Math and Logic Puzzles: Redux

[Sirius9121]

6. What is the last digit of 7^49?

It should be 7.

Proof:
=mod(7^1,10) = 7
=mod(7^2,10) = 9
3
1
repeat (7,9,3,1)

[Sirius9121]

4. Prove that a number is a multiple of 2 if the last digit is a multiple of 2, and that a number is multiple of 5 if the last digit is 0 or 5.

Let (number) = 10x+y where y is smallest possible interger value when x is an integer or 0.

10x = 2 * 5 * x
If y = 2m, 10x+y = 2(5x+m)

If y = 5m, 10x+y = 5(2x+m)

[Sirius9121]

Prove that a number is multiple of 3 if the sum of its digits is a multiple of 3

Let x = a * 10^1 + b * 10^2 + c * 10^3 ... ? * 10^(digits of x)

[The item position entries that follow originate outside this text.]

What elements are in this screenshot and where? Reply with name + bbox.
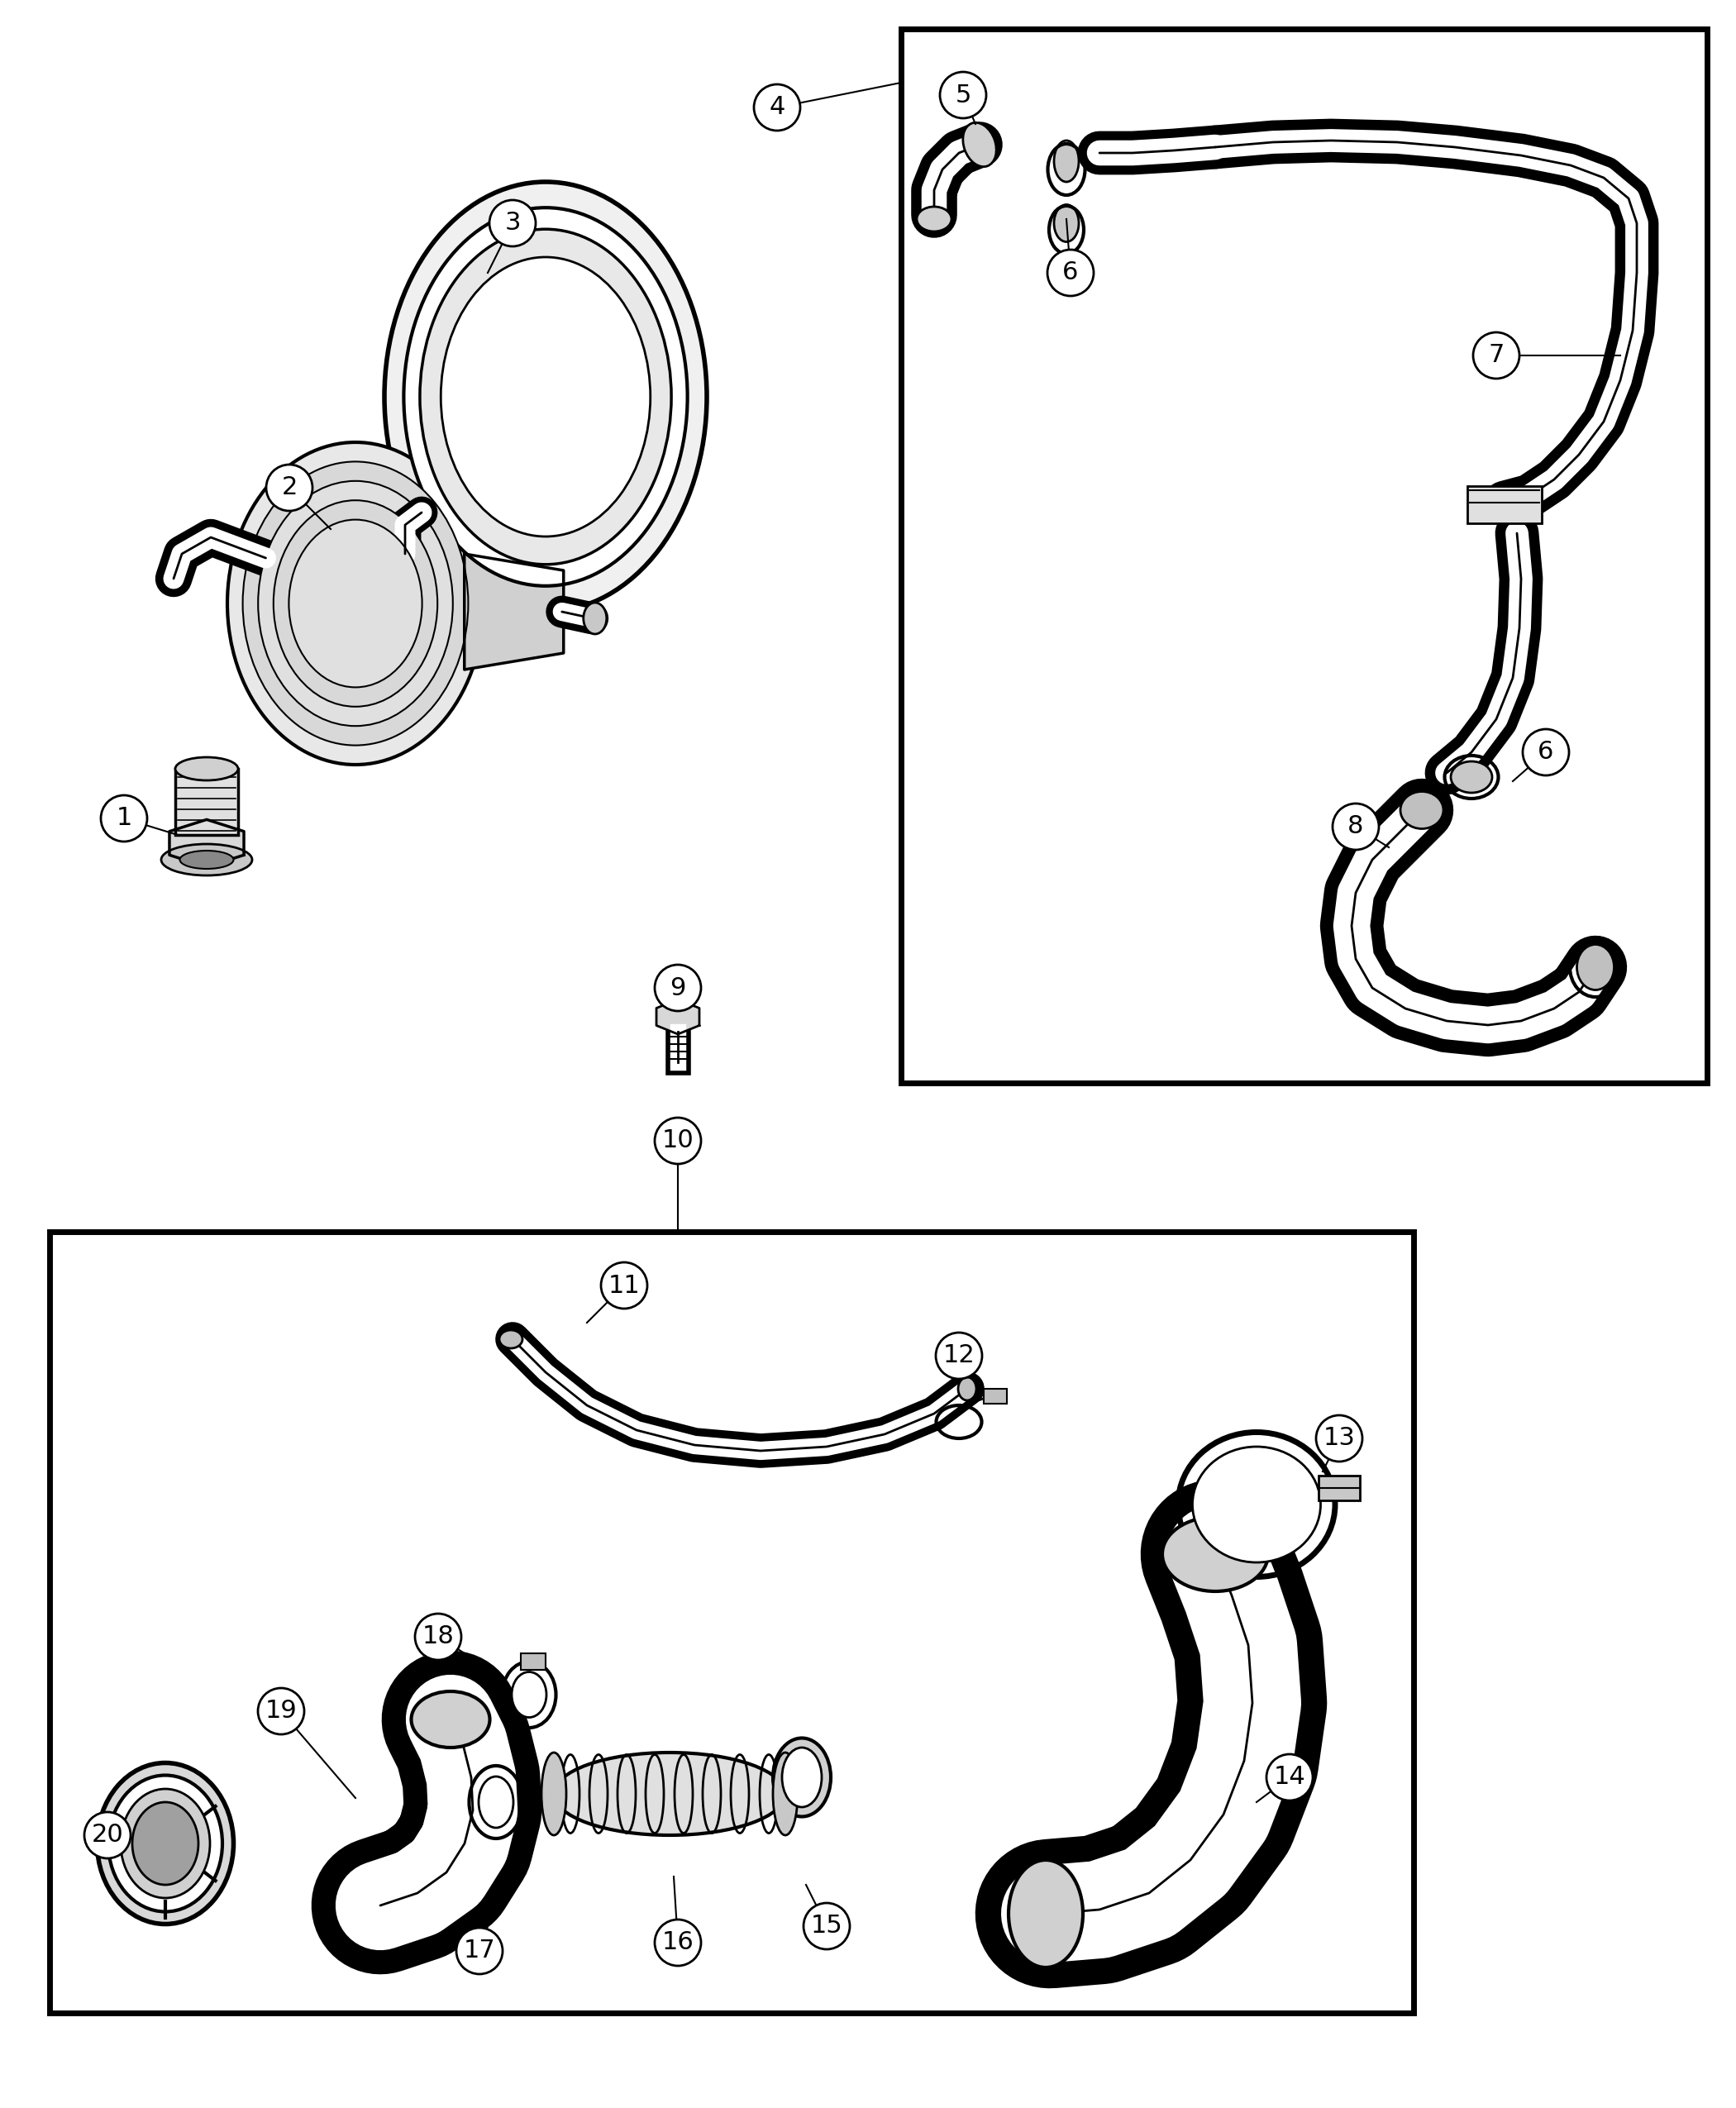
Text: 10: 10 [661,1128,694,1153]
Circle shape [1474,333,1519,379]
Text: 6: 6 [1062,261,1078,285]
Circle shape [1316,1414,1363,1461]
Ellipse shape [1054,141,1078,181]
Ellipse shape [97,1762,234,1925]
Bar [1319,1476,1359,1501]
Ellipse shape [1576,944,1614,991]
Ellipse shape [1193,1446,1321,1562]
Circle shape [1333,803,1378,850]
Text: 2: 2 [281,476,297,500]
Ellipse shape [384,181,707,611]
Circle shape [266,464,312,510]
Ellipse shape [773,1739,832,1817]
Bar [1467,487,1542,523]
Polygon shape [170,820,243,866]
Circle shape [457,1929,503,1973]
Circle shape [753,84,800,131]
Ellipse shape [1401,790,1443,828]
Ellipse shape [108,1775,222,1912]
Ellipse shape [958,1377,976,1400]
Ellipse shape [132,1802,198,1885]
Circle shape [939,72,986,118]
Circle shape [490,200,536,247]
Ellipse shape [1009,1859,1083,1967]
Ellipse shape [963,122,996,167]
Ellipse shape [554,1752,785,1836]
Text: 17: 17 [464,1939,495,1963]
Ellipse shape [259,481,453,725]
Circle shape [1047,249,1094,295]
Circle shape [1267,1754,1312,1800]
Ellipse shape [1451,761,1493,793]
Text: 19: 19 [266,1699,297,1722]
Text: 15: 15 [811,1914,842,1937]
Ellipse shape [175,757,238,780]
Circle shape [936,1332,983,1379]
Circle shape [415,1613,462,1659]
Ellipse shape [781,1748,821,1807]
Ellipse shape [583,603,606,635]
Circle shape [1522,729,1569,776]
Polygon shape [656,999,700,1035]
Ellipse shape [479,1777,514,1828]
Ellipse shape [288,521,422,687]
Circle shape [654,1117,701,1164]
Circle shape [85,1813,130,1859]
Text: 18: 18 [422,1625,455,1648]
Text: 9: 9 [670,976,686,999]
Text: 14: 14 [1274,1764,1305,1790]
Ellipse shape [500,1330,523,1349]
Bar [901,30,1706,1084]
Polygon shape [465,554,564,670]
Ellipse shape [512,1672,547,1718]
Circle shape [601,1263,648,1309]
Text: 7: 7 [1488,344,1505,367]
Ellipse shape [411,1691,490,1748]
Ellipse shape [420,230,672,565]
Ellipse shape [441,257,651,538]
Ellipse shape [243,462,469,746]
Circle shape [654,1920,701,1967]
Text: 8: 8 [1347,814,1364,839]
Bar [175,769,238,835]
Text: 6: 6 [1538,740,1554,765]
Text: 12: 12 [943,1343,976,1368]
Circle shape [259,1689,304,1735]
Ellipse shape [181,852,234,868]
Circle shape [804,1904,851,1950]
Text: 3: 3 [505,211,521,236]
Ellipse shape [1163,1518,1267,1592]
Ellipse shape [161,843,252,875]
Text: 20: 20 [92,1823,123,1847]
Bar [521,1653,545,1670]
Text: 1: 1 [116,807,132,831]
Text: 5: 5 [955,82,970,108]
Ellipse shape [917,207,951,232]
Circle shape [101,795,148,841]
Ellipse shape [773,1752,799,1836]
Circle shape [654,965,701,1012]
Ellipse shape [542,1752,566,1836]
Text: 13: 13 [1323,1427,1356,1450]
Ellipse shape [1054,204,1078,242]
Ellipse shape [227,443,484,765]
Ellipse shape [404,209,687,586]
Ellipse shape [274,500,437,706]
Text: 16: 16 [661,1931,694,1954]
Text: 11: 11 [608,1273,641,1296]
Bar [984,1389,1007,1404]
Ellipse shape [122,1790,210,1897]
Bar [50,1231,1413,2013]
Text: 4: 4 [769,95,785,120]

x = a * (10^1-1) + b * (10^2-1) ... ? * 10^(digitsofx) + (a + b + c...)
Since (10^integer-1) must be 9 repeated (integer) times, (10^integer-1) must be a multiple of 3

x = 3(something) + (a + b + c...)

if a + b + c... = 3n, x = 3(something+n)

[Sirius9121]

Let us assume we roll a fair dice a very large number of times. What is the probability that more (123s) than (456s) are rolled and ALSO have more (135s) than (246s)?

[Sirius9121]

I suspect it's 1/2 but am not confident and am intrigued to try to show it formally and will think about it more later

please note that both requirements need to be fulfilled... its lower than 1/2

[Sirius9121]

Mitillos's solution seems to be correct.

Spoiler: why

This is me, running this simulation 500000 times by randomizing x and y then dividing them. The probablity by this method was around 65.3574%. Since this is a completely random simulation, it makes sense to have the result differ a bit, therefore I agree with Mitillos's solution.